Between early Summer and late Fall of 2018, I had started work on another 2D project in Unity. This time, however, my aim was to polish my 2D character controller and simple physics skills with a controller that had a rich feature set - wall sliding and jumping, grabbing ledges of dynamic and rotating platforms, variable gravity direction, and rolling my own 2D physics and collisions yet again. Unlike implementing Mega Man, however, this collision system was built to handle slopes and a myriad of other things. I am not a master of these kinds of things, in fact I would say my knowledge of physics and collisions is lackluster, but I never say no to a challenge.

Fast-forward a month, and my prototype level is finished. The player could do everything I had wanted them to do, and covered all kinds of crazy edge cases (not everything, but about 95% of it all). As I started blocking out a first level and making prototype art, I realized something I was missing - 2D lighting. Unity does not come with 2D dynamic lighting.
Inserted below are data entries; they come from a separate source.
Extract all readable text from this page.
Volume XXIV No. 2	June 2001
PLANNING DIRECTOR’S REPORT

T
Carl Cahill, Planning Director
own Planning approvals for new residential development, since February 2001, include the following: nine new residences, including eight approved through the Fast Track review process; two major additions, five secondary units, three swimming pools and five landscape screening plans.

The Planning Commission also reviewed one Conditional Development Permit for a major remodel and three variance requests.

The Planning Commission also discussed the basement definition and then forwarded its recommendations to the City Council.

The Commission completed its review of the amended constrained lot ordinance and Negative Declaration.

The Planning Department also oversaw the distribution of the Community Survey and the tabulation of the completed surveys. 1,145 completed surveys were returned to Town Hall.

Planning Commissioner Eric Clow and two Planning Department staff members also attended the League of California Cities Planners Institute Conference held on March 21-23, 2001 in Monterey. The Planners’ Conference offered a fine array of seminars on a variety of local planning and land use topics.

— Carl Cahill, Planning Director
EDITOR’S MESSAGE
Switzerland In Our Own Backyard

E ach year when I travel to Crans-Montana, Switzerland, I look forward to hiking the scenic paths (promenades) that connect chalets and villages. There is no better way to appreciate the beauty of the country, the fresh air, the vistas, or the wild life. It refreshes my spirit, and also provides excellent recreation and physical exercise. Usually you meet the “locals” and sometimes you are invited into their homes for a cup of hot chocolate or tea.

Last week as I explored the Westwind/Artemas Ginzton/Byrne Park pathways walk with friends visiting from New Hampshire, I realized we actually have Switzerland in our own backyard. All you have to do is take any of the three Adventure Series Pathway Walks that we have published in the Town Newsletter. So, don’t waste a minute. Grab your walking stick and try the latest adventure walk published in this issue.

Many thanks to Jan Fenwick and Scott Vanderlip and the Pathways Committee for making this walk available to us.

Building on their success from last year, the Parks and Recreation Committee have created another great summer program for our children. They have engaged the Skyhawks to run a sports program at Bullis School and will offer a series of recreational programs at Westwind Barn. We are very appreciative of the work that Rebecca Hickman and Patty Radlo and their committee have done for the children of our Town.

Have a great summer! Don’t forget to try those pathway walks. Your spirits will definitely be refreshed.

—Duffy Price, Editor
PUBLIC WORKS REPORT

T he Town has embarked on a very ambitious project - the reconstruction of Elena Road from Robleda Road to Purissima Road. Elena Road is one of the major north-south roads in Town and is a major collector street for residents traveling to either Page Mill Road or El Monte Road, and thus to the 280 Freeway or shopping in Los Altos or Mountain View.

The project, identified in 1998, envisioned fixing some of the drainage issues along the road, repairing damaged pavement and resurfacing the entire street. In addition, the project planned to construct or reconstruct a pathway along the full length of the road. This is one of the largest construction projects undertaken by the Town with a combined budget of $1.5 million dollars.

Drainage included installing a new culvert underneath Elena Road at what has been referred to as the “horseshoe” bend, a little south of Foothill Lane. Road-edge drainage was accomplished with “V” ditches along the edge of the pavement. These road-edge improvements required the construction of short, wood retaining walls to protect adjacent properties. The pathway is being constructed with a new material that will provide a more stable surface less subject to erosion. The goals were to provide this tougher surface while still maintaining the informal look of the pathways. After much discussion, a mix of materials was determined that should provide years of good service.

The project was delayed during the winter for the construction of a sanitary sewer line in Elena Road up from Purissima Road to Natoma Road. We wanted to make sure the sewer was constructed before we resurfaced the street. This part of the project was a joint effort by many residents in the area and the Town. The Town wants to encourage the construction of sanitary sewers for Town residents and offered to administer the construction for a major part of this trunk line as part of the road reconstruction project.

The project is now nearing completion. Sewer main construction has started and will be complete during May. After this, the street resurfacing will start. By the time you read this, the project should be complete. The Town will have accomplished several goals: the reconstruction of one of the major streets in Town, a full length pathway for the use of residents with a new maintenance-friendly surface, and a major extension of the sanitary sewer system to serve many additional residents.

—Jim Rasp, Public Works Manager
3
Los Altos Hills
You could fake 2D with a 3D ortho view and paper-thin game objects on the X/Y or X/Z planes, but I didn’t want to settle for workarounds. I wanted proper 2D dynamic lights.

After whipping out my wallet and purchasing an asset, 2DDL, only to find that I didn’t quite like its performance (damn, there goes that money), I stumbled upon this Gamasutra post about 2D lighting in Unity using 1D shadow mapping. Intrigued, I opened up the reference project zip and was greeted with a scene lit up by 64 dynamic, rotating lights and a rock solid framerate. Now we’re in business!

Admittedly, I had taken what was implemented by the author, Rob Ware, instead of implementing their article by hand, but I also worked on improving the system and learning a ton in the process. The project, for instance, showcases 2D lighting in Unity, but it didn’t do anything with shadowing. The next few months for me were spent diving into shaders and learning a lot about blend modes, and figuring out how a stealth game in this sort of system would be implemented. During the process, I had also implemented a form of normal mapping for the lighting system, so 2D lighting would be more interesting with things that are using normal maps!

This is where the discussion on this game ends, as this is the most of what I would like this game shown publically to be. I am going to be working on this game, with plans to eventually sell it under an alias, and so I would like to keep its development under wraps. At least, that’s the plan with this one. Solo game dev projects never really work out, though, so we’ll see what happens.